Femmes de chambre de Suresnes : neuf mois avant la victoire
Les mobilisations victorieuses d’une demi-journée sont des exceptions. Neuf longs mois de lutte ont été nécessaires à un groupe de femmes de chambre de Suresnes, dans les Hauts-de-Seine. « Et à la fin, on a toutes obtenu des CDI », sourit Kandé Tounkara, déléguée syndicale à la CGT de l’hôtellerie, CGT-HPE.
Le 19 août 2024, une vingtaine d’employées de Louvre Hôtels Groupe, propriétaire des hôtels Campanile et Première classe, entrent en grève. Comme souvent dans les conflits du secteur du nettoyage, l’immense majorité de ces travailleuses sont des femmes originaires d’Afrique.
« On s’est d’abord levées contre une injustice qui touchait notre collègue Samia*, licenciée alors qu’elle travaillait à l’hôtel depuis dix ans », précise la syndicaliste. Durant ses vacances au Mali, cette femme de chambre était restée bloquée dans le pays à cause de la perte de ses papiers, et incapable de se rendre à son travail.

« La direction était informée de sa situation, mais l’a tout de même convoquée à un entretien préalable à licenciement… Comme elle ne pouvait toujours pas venir, ils l’ont virée sans le lui dire ! » Lorsque Samia revient au travail début août 2024, c’est la police qui la dégage des lieux. « C’était notre collègue ! On ne pouvait pas laisser passer un tel mépris. On s’est donc mises en grève. Mais on était un petit groupe : seulement 17 sur 74 », témoigne Kandé Tounkara.
« On n’a rien lâché et on a obtenu des CDI, des temps plein »

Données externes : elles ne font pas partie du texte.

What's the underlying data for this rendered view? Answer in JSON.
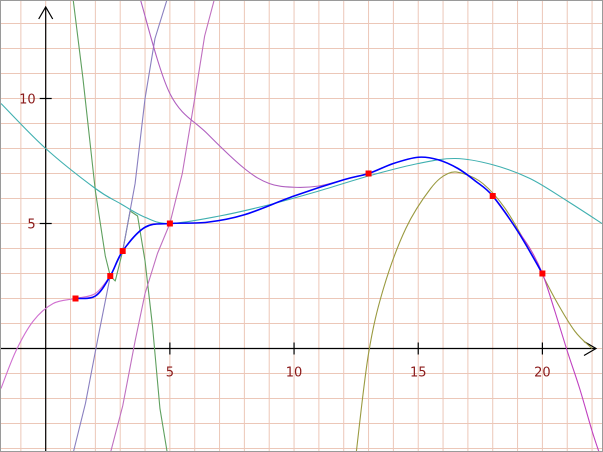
{
  "chart_data": {
    "type": "line",
    "xlim": [
      -1.8,
      22.4
    ],
    "ylim": [
      -4.1,
      13.9
    ],
    "grid": true,
    "grid_step": 1,
    "x_ticks": [
      {
        "value": 5,
        "label": "5"
      },
      {
        "value": 10,
        "label": "10"
      },
      {
        "value": 15,
        "label": "15"
      },
      {
        "value": 20,
        "label": "20"
      }
    ],
    "y_ticks": [
      {
        "value": 5,
        "label": "5"
      },
      {
        "value": 10,
        "label": "10"
      }
    ],
    "points": [
      {
        "x": 1.2,
        "y": 2.0
      },
      {
        "x": 2.6,
        "y": 2.9
      },
      {
        "x": 3.1,
        "y": 3.9
      },
      {
        "x": 5.0,
        "y": 5.0
      },
      {
        "x": 13.0,
        "y": 7.0
      },
      {
        "x": 18.0,
        "y": 6.1
      },
      {
        "x": 20.0,
        "y": 3.0
      }
    ],
    "series": [
      {
        "color": "#0000ff",
        "x": [
          1.2,
          2.0,
          2.6,
          3.1,
          4.0,
          5.0,
          6.5,
          8.0,
          10.0,
          12.0,
          13.0,
          14.0,
          15.0,
          15.8,
          16.6,
          17.3,
          18.0,
          19.0,
          20.0
        ],
        "y": [
          2.0,
          2.1,
          2.9,
          3.9,
          4.85,
          5.0,
          5.05,
          5.35,
          6.1,
          6.75,
          7.0,
          7.4,
          7.65,
          7.55,
          7.2,
          6.7,
          6.1,
          4.7,
          3.0
        ]
      },
      {
        "color": "#d070d0",
        "x": [
          -1.8,
          -1.2,
          -0.5,
          0.3,
          1.2,
          2.0,
          2.6
        ],
        "y": [
          -1.6,
          -0.1,
          1.1,
          1.8,
          2.0,
          2.2,
          2.9
        ]
      },
      {
        "color": "#5fa05f",
        "x": [
          1.1,
          1.5,
          2.0,
          2.4,
          2.6,
          2.8,
          3.1,
          3.4,
          3.7,
          4.0,
          4.3,
          4.6,
          4.9
        ],
        "y": [
          14.0,
          10.8,
          6.3,
          3.7,
          2.9,
          2.7,
          3.9,
          5.5,
          5.3,
          3.5,
          0.9,
          -2.4,
          -4.2
        ],
        "smooth": false
      },
      {
        "color": "#8a80c0",
        "x": [
          1.1,
          1.6,
          2.1,
          2.6,
          3.1,
          3.6,
          4.0,
          4.4,
          4.9
        ],
        "y": [
          -4.2,
          -2.2,
          0.4,
          2.9,
          3.9,
          6.6,
          10.0,
          12.4,
          14.0
        ],
        "smooth": false
      },
      {
        "color": "#c070c0",
        "x": [
          2.6,
          3.1,
          3.6,
          4.0,
          4.5,
          5.0,
          5.5,
          6.0,
          6.4,
          6.8
        ],
        "y": [
          -4.2,
          -2.3,
          0.3,
          2.2,
          3.8,
          5.0,
          7.0,
          10.0,
          12.5,
          14.0
        ],
        "smooth": false
      },
      {
        "color": "#b060c0",
        "x": [
          3.8,
          5.0,
          6.5,
          8.0,
          9.0,
          10.0,
          11.0,
          12.0,
          13.0
        ],
        "y": [
          14.0,
          10.2,
          8.6,
          7.2,
          6.6,
          6.45,
          6.5,
          6.75,
          7.0
        ]
      },
      {
        "color": "#40b0b0",
        "x": [
          -1.8,
          0.0,
          2.0,
          3.0,
          4.0,
          5.0,
          7.0,
          9.0,
          11.0,
          13.0,
          15.0,
          16.5,
          18.0,
          19.5,
          21.0,
          22.4
        ],
        "y": [
          9.8,
          8.0,
          6.4,
          5.8,
          5.25,
          5.0,
          5.3,
          5.75,
          6.3,
          6.9,
          7.4,
          7.6,
          7.35,
          6.8,
          5.9,
          5.0
        ]
      },
      {
        "color": "#9a9a40",
        "x": [
          12.5,
          13.0,
          13.6,
          14.5,
          15.5,
          16.2,
          16.8,
          17.6,
          18.5,
          19.5,
          20.5,
          21.3,
          22.0
        ],
        "y": [
          -4.2,
          -0.2,
          2.4,
          4.8,
          6.4,
          7.0,
          7.0,
          6.6,
          5.6,
          3.9,
          2.0,
          0.7,
          0.0
        ]
      },
      {
        "color": "#c040c0",
        "x": [
          18.0,
          18.8,
          19.5,
          20.0,
          20.5,
          21.0,
          21.5,
          22.0,
          22.3
        ],
        "y": [
          6.1,
          5.0,
          4.0,
          3.0,
          1.5,
          -0.1,
          -1.6,
          -3.3,
          -4.2
        ]
      }
    ]
  }
}
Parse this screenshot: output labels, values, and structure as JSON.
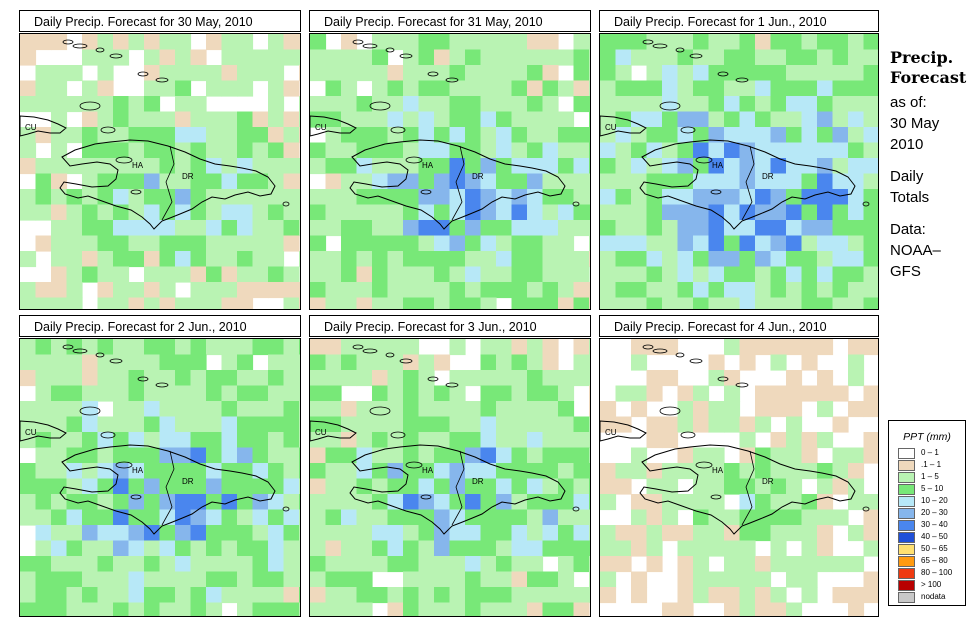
{
  "panels": [
    {
      "title": "Daily Precip. Forecast for  30 May, 2010",
      "seed": 3,
      "wet": 0.0
    },
    {
      "title": "Daily Precip. Forecast for  31 May, 2010",
      "seed": 11,
      "wet": 0.25
    },
    {
      "title": "Daily Precip. Forecast for  1 Jun., 2010",
      "seed": 23,
      "wet": 0.45
    },
    {
      "title": "Daily Precip. Forecast for  2 Jun., 2010",
      "seed": 37,
      "wet": 0.3
    },
    {
      "title": "Daily Precip. Forecast for  3 Jun., 2010",
      "seed": 53,
      "wet": 0.2
    },
    {
      "title": "Daily Precip. Forecast for  4 Jun., 2010",
      "seed": 71,
      "wet": -0.35
    }
  ],
  "map_labels": {
    "cuba": "CU",
    "haiti": "HA",
    "dominican_republic": "DR"
  },
  "side": {
    "heading_1": "Precip.",
    "heading_2": "Forecast",
    "as_of": "as of:",
    "date_1": "30 May",
    "date_2": "2010",
    "totals_1": "Daily",
    "totals_2": "Totals",
    "data_1": "Data:",
    "data_2": "NOAA–",
    "data_3": "GFS"
  },
  "legend": {
    "title": "PPT (mm)",
    "items": [
      {
        "label": "0 – 1",
        "color": "#ffffff"
      },
      {
        "label": ".1 – 1",
        "color": "#efd9bd"
      },
      {
        "label": "1 – 5",
        "color": "#b9f3b3"
      },
      {
        "label": "5 – 10",
        "color": "#78e878"
      },
      {
        "label": "10 – 20",
        "color": "#b7e8f7"
      },
      {
        "label": "20 – 30",
        "color": "#86b6ec"
      },
      {
        "label": "30 – 40",
        "color": "#4a86ee"
      },
      {
        "label": "40 – 50",
        "color": "#2050d8"
      },
      {
        "label": "50 – 65",
        "color": "#ffe070"
      },
      {
        "label": "65 – 80",
        "color": "#ff9a10"
      },
      {
        "label": "80 – 100",
        "color": "#ef3a10"
      },
      {
        "label": "> 100",
        "color": "#b80000"
      },
      {
        "label": "nodata",
        "color": "#c8c8c8"
      }
    ]
  }
}
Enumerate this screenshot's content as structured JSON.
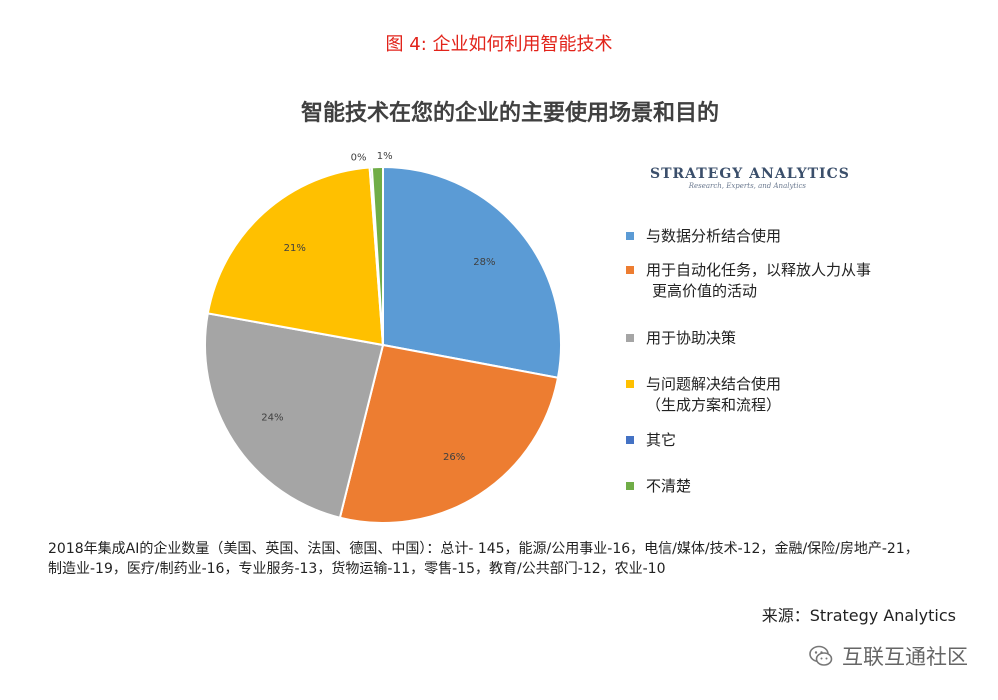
{
  "figure_caption": "图 4: 企业如何利用智能技术",
  "logo": {
    "name": "STRATEGY ANALYTICS",
    "tagline": "Research, Experts, and Analytics"
  },
  "chart_data": {
    "type": "pie",
    "title": "智能技术在您的企业的主要使用场景和目的",
    "legend_position": "right",
    "slices": [
      {
        "label_lines": [
          "与数据分析结合使用"
        ],
        "value": 28,
        "data_label": "28%",
        "color": "#5b9bd5"
      },
      {
        "label_lines": [
          "用于自动化任务，以释放人力从事",
          "更高价值的活动"
        ],
        "value": 26,
        "data_label": "26%",
        "color": "#ed7d31"
      },
      {
        "label_lines": [
          "用于协助决策"
        ],
        "value": 24,
        "data_label": "24%",
        "color": "#a5a5a5"
      },
      {
        "label_lines": [
          "与问题解决结合使用",
          "（生成方案和流程）"
        ],
        "value": 21,
        "data_label": "21%",
        "color": "#ffc000"
      },
      {
        "label_lines": [
          "其它"
        ],
        "value": 0.2,
        "data_label": "0%",
        "color": "#4472c4"
      },
      {
        "label_lines": [
          "不清楚"
        ],
        "value": 1,
        "data_label": "1%",
        "color": "#70ad47"
      }
    ]
  },
  "note": {
    "line1": "2018年集成AI的企业数量（美国、英国、法国、德国、中国）：总计- 145，能源/公用事业-16，电信/媒体/技术-12，金融/保险/房地产-21，",
    "line2": "制造业-19，医疗/制药业-16，专业服务-13，货物运输-11，零售-15，教育/公共部门-12，农业-10"
  },
  "source": "来源：Strategy Analytics",
  "watermark": "互联互通社区"
}
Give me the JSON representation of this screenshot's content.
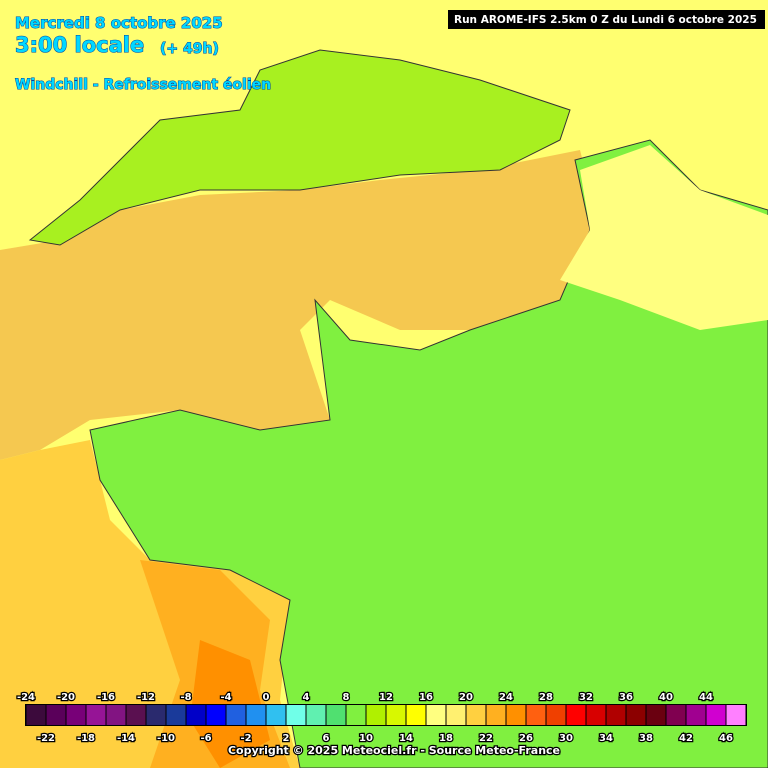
{
  "header": {
    "date": "Mercredi 8 octobre 2025",
    "time": "3:00 locale",
    "lead": "(+ 49h)",
    "parameter": "Windchill - Refroissement éolien",
    "run": "Run AROME-IFS 2.5km 0 Z du Lundi 6 octobre 2025"
  },
  "legend": {
    "values": [
      -24,
      -22,
      -20,
      -18,
      -16,
      -14,
      -12,
      -10,
      -8,
      -6,
      -4,
      -2,
      0,
      2,
      4,
      6,
      8,
      10,
      12,
      14,
      16,
      18,
      20,
      22,
      24,
      26,
      28,
      30,
      32,
      34,
      36,
      38,
      40,
      42,
      44,
      46
    ],
    "colors": [
      "#3c0a3c",
      "#5a005a",
      "#780078",
      "#961496",
      "#821482",
      "#5a1050",
      "#2a2a6e",
      "#1a3a9a",
      "#0000c8",
      "#0000ff",
      "#2060e0",
      "#2090f0",
      "#30c0f0",
      "#70ffe8",
      "#60f0b0",
      "#50e070",
      "#80f040",
      "#b0f000",
      "#d8f800",
      "#ffff00",
      "#ffff80",
      "#fff070",
      "#ffd040",
      "#ffb020",
      "#ff9000",
      "#ff6010",
      "#f04000",
      "#ff0000",
      "#d80000",
      "#b00000",
      "#8c0000",
      "#6a0010",
      "#800050",
      "#a00090",
      "#d000d0",
      "#ff80ff"
    ]
  },
  "footer": {
    "copyright": "Copyright © 2025 Meteociel.fr - Source Meteo-France"
  }
}
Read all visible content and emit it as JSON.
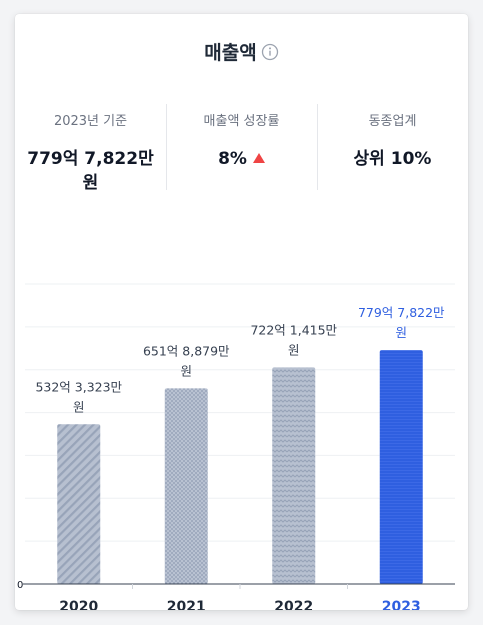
{
  "header": {
    "title": "매출액",
    "info_icon": "info-circle-icon"
  },
  "stats": [
    {
      "label": "2023년 기준",
      "value": "779억 7,822만 원"
    },
    {
      "label": "매출액 성장률",
      "value": "8%",
      "trend": "up",
      "trend_color": "#ef4444"
    },
    {
      "label": "동종업계",
      "value": "상위 10%"
    }
  ],
  "chart_data": {
    "type": "bar",
    "categories": [
      "2020",
      "2021",
      "2022",
      "2023"
    ],
    "values": [
      532.3323,
      651.8879,
      722.1415,
      779.7822
    ],
    "data_labels": [
      "532억 3,323만 원",
      "651억 8,879만 원",
      "722억 1,415만 원",
      "779억 7,822만 원"
    ],
    "highlight_index": 3,
    "y_tick_labels": [
      "0"
    ],
    "colors": {
      "bar": "#aab4c6",
      "highlight": "#2f5fe0",
      "highlight_text": "#2f5fe0",
      "axis_text": "#1f2937"
    },
    "grid": true,
    "ylim": [
      0,
      1000
    ]
  }
}
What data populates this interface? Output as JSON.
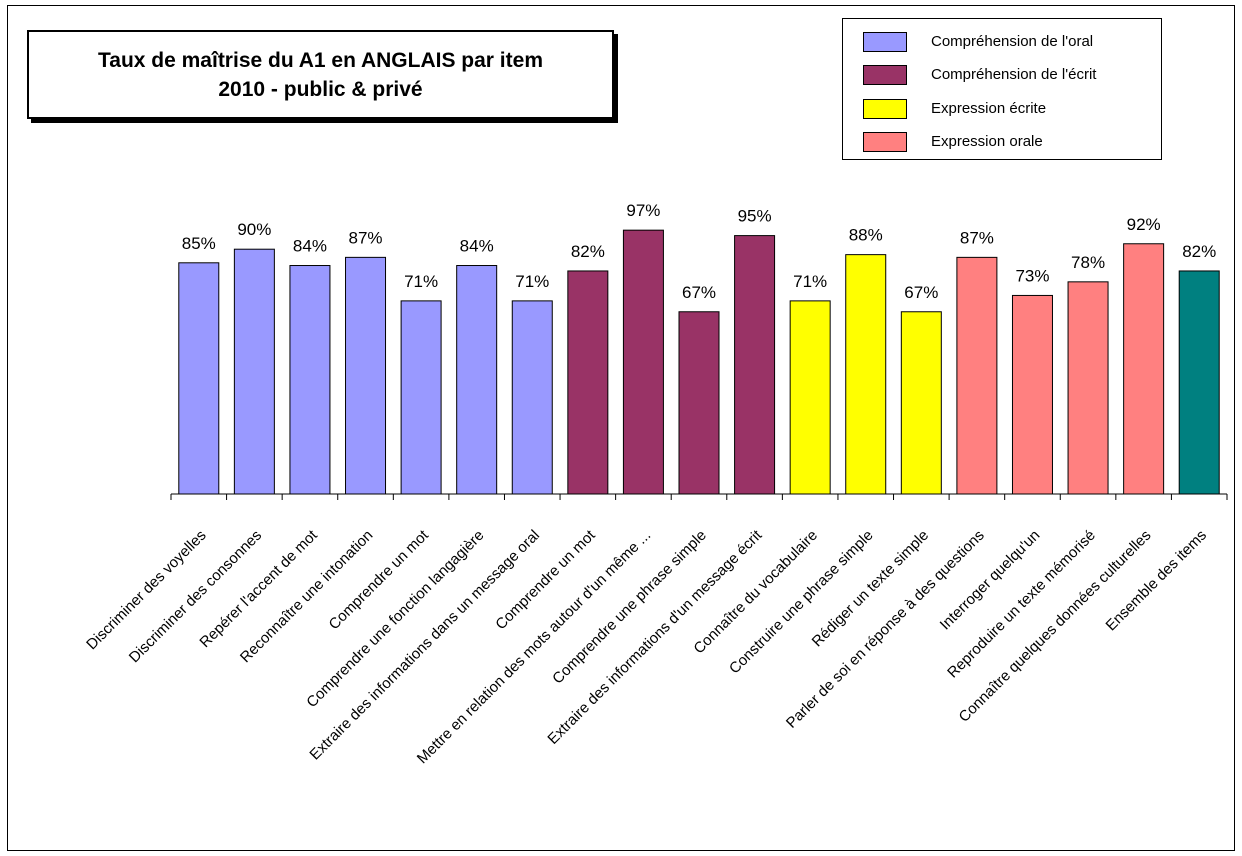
{
  "chart_data": {
    "type": "bar",
    "title_lines": [
      "Taux de maîtrise du A1 en ANGLAIS par item",
      "2010 - public & privé"
    ],
    "categories": [
      "Discriminer des voyelles",
      "Discriminer des consonnes",
      "Repérer l'accent de mot",
      "Reconnaître une intonation",
      "Comprendre un mot",
      "Comprendre une fonction langagière",
      "Extraire des informations dans un message oral",
      "Comprendre un mot",
      "Mettre en relation  des mots autour d'un même ...",
      "Comprendre une phrase simple",
      "Extraire des informations d'un message écrit",
      "Connaître du vocabulaire",
      "Construire une phrase simple",
      "Rédiger un texte simple",
      "Parler de soi en réponse à des questions",
      "Interroger quelqu'un",
      "Reproduire un texte mémorisé",
      "Connaître quelques données culturelles",
      "Ensemble des items"
    ],
    "values": [
      85,
      90,
      84,
      87,
      71,
      84,
      71,
      82,
      97,
      67,
      95,
      71,
      88,
      67,
      87,
      73,
      78,
      92,
      82
    ],
    "value_labels": [
      "85%",
      "90%",
      "84%",
      "87%",
      "71%",
      "84%",
      "71%",
      "82%",
      "97%",
      "67%",
      "95%",
      "71%",
      "88%",
      "67%",
      "87%",
      "73%",
      "78%",
      "92%",
      "82%"
    ],
    "groups": [
      0,
      0,
      0,
      0,
      0,
      0,
      0,
      1,
      1,
      1,
      1,
      2,
      2,
      2,
      3,
      3,
      3,
      3,
      4
    ],
    "group_colors": [
      "#9999ff",
      "#993366",
      "#ffff00",
      "#ff8080",
      "#008080"
    ],
    "legend": [
      {
        "label": "Compréhension de l'oral",
        "color": "#9999ff"
      },
      {
        "label": "Compréhension de l'écrit",
        "color": "#993366"
      },
      {
        "label": "Expression écrite",
        "color": "#ffff00"
      },
      {
        "label": "Expression orale",
        "color": "#ff8080"
      }
    ],
    "legend_position": "top-right",
    "ylim": [
      0,
      100
    ],
    "grid": false,
    "xlabel": "",
    "ylabel": ""
  }
}
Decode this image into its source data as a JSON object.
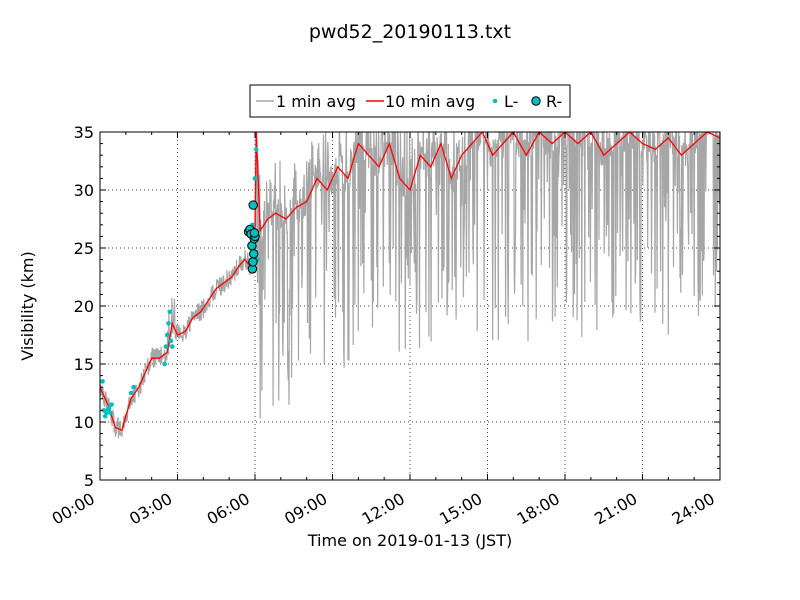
{
  "chart_data": {
    "type": "line",
    "title": "pwd52_20190113.txt",
    "xlabel": "Time on 2019-01-13 (JST)",
    "ylabel": "Visibility (km)",
    "xlim_hours": [
      0,
      24
    ],
    "ylim": [
      5,
      35
    ],
    "x_ticks": [
      "00:00",
      "03:00",
      "06:00",
      "09:00",
      "12:00",
      "15:00",
      "18:00",
      "21:00",
      "24:00"
    ],
    "y_ticks": [
      5,
      10,
      15,
      20,
      25,
      30,
      35
    ],
    "grid": true,
    "legend_position": "top-center",
    "legend": [
      "1 min avg",
      "10 min avg",
      "L-",
      "R-"
    ],
    "colors": {
      "one_min": "#a6a6a6",
      "ten_min": "#ff0000",
      "marker": "#00bfbf"
    },
    "series": [
      {
        "name": "10 min avg",
        "hours": [
          0.0,
          0.3,
          0.6,
          0.85,
          1.0,
          1.2,
          1.5,
          1.8,
          2.0,
          2.3,
          2.6,
          2.8,
          3.0,
          3.3,
          3.6,
          3.9,
          4.2,
          4.5,
          4.8,
          5.1,
          5.4,
          5.6,
          5.8,
          5.95,
          6.0,
          6.05,
          6.2,
          6.5,
          6.8,
          7.2,
          7.6,
          8.0,
          8.4,
          8.8,
          9.2,
          9.6,
          10.0,
          10.4,
          10.8,
          11.2,
          11.6,
          12.0,
          12.4,
          12.8,
          13.2,
          13.6,
          14.0,
          14.4,
          14.8,
          15.2,
          15.6,
          16.0,
          16.5,
          17.0,
          17.5,
          18.0,
          18.5,
          19.0,
          19.5,
          20.0,
          20.5,
          21.0,
          21.5,
          22.0,
          22.5,
          23.0,
          23.5,
          24.0
        ],
        "values": [
          13,
          11.5,
          9.5,
          9.3,
          10.5,
          12,
          13,
          14.5,
          15.5,
          15.5,
          16,
          18.5,
          17.5,
          17.8,
          19,
          19.5,
          20.5,
          21.5,
          22,
          22.5,
          23.5,
          24,
          23.5,
          24,
          27,
          35,
          26.5,
          27.5,
          28,
          27.5,
          28.5,
          29,
          31,
          30,
          32,
          31,
          34,
          33,
          32,
          34,
          31,
          30,
          33,
          32,
          34,
          31,
          33,
          34,
          35,
          33,
          34,
          35,
          33,
          35,
          34,
          35,
          34,
          35,
          33,
          34,
          35,
          34,
          33.5,
          34.5,
          33,
          34,
          35,
          34.5
        ]
      },
      {
        "name": "L-",
        "hours": [
          0.1,
          0.15,
          0.2,
          0.25,
          0.3,
          0.35,
          0.4,
          0.45,
          1.2,
          1.3,
          2.5,
          2.55,
          2.6,
          2.65,
          2.7,
          2.75,
          2.8,
          5.85,
          5.9,
          5.95,
          6.0,
          6.05,
          6.1
        ],
        "values": [
          13.5,
          11,
          10.5,
          10.8,
          11,
          11.2,
          10.8,
          11.5,
          12.5,
          13,
          15,
          16.5,
          17.5,
          18.5,
          19.5,
          17,
          16.5,
          26.5,
          27,
          28.5,
          31,
          33.5,
          24
        ]
      },
      {
        "name": "R-",
        "hours": [
          5.75,
          5.8,
          5.85,
          5.88,
          5.9,
          5.92,
          5.95,
          5.97,
          6.0,
          5.93,
          5.98
        ],
        "values": [
          26.4,
          26.6,
          26.2,
          25.2,
          23.2,
          23.8,
          24.5,
          25.8,
          26,
          28.7,
          26.3
        ]
      }
    ]
  }
}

Secrétaire générale de l’union départementale CGT du 92, Élisabeth Ornago a épaulé les grévistes de Suresnes pendant toute la durée du mouvement. « Au départ, la direction rejetait toutes leurs demandes », explique-t-elle. Outre la réintégration de leur collègue, les femmes de chambre, payées au Smic, revendiquent des augmentations de salaire. Les grévistes s’obstinent. « Tous les jours, on était devant l’hôtel, même sous la pluie. On chantait, on lançait des slogans. On a reçu beaucoup de soutien de militants… pas trop des voisins », se souvient Kandé Tounkara.
Les grévistes subissent une pression policière. « Deux d’entre elles sont parties en garde à vue pour des nuisances sonores ! s’offusque Élisabeth Ornago. La grève était minoritaire et la direction jouait l’épuisement », ajoute-t-elle. Les grévistes font donc évoluer leurs revendications. Plutôt que des augmentations de salaire, elles demandent des CDI à temps plein.
Elles reçoivent l’aide déterminante de la sous-préfète à l’égalité des chances des Hauts-de-Seine, Fatou Mano. « Elle a organisé plusieurs médiations avec la direction du groupe. Au bout de la troisième, on a pu sortir du conflit par le haut », résume Elisabeth Ornago. « On n’a rien lâché et on a obtenu des CDI, des temps pleins, mais aussi des formations en langue française payées par notre direction », se réjouit Kandé Tounkara. La direction n’a toutefois pas cédé sur la réintégration de Samia, mais lui a proposé une transaction, qu’elle a finalement acceptée.
Geodis Gennevilliers, une victoire sur des années
C’est un petit entrepôt qui résiste encore et toujours à son patron. En 2022, 2024 et 2025, les ouvriers de la plateforme logistique Géodis de Gennevilliers (Hauts-de-Seine) ont mené trois grèves victorieuses pour leurs salaires. Pour cela, pas de potion magique, mais un collectif extrêmement soudé et capable de se mobiliser sur la durée.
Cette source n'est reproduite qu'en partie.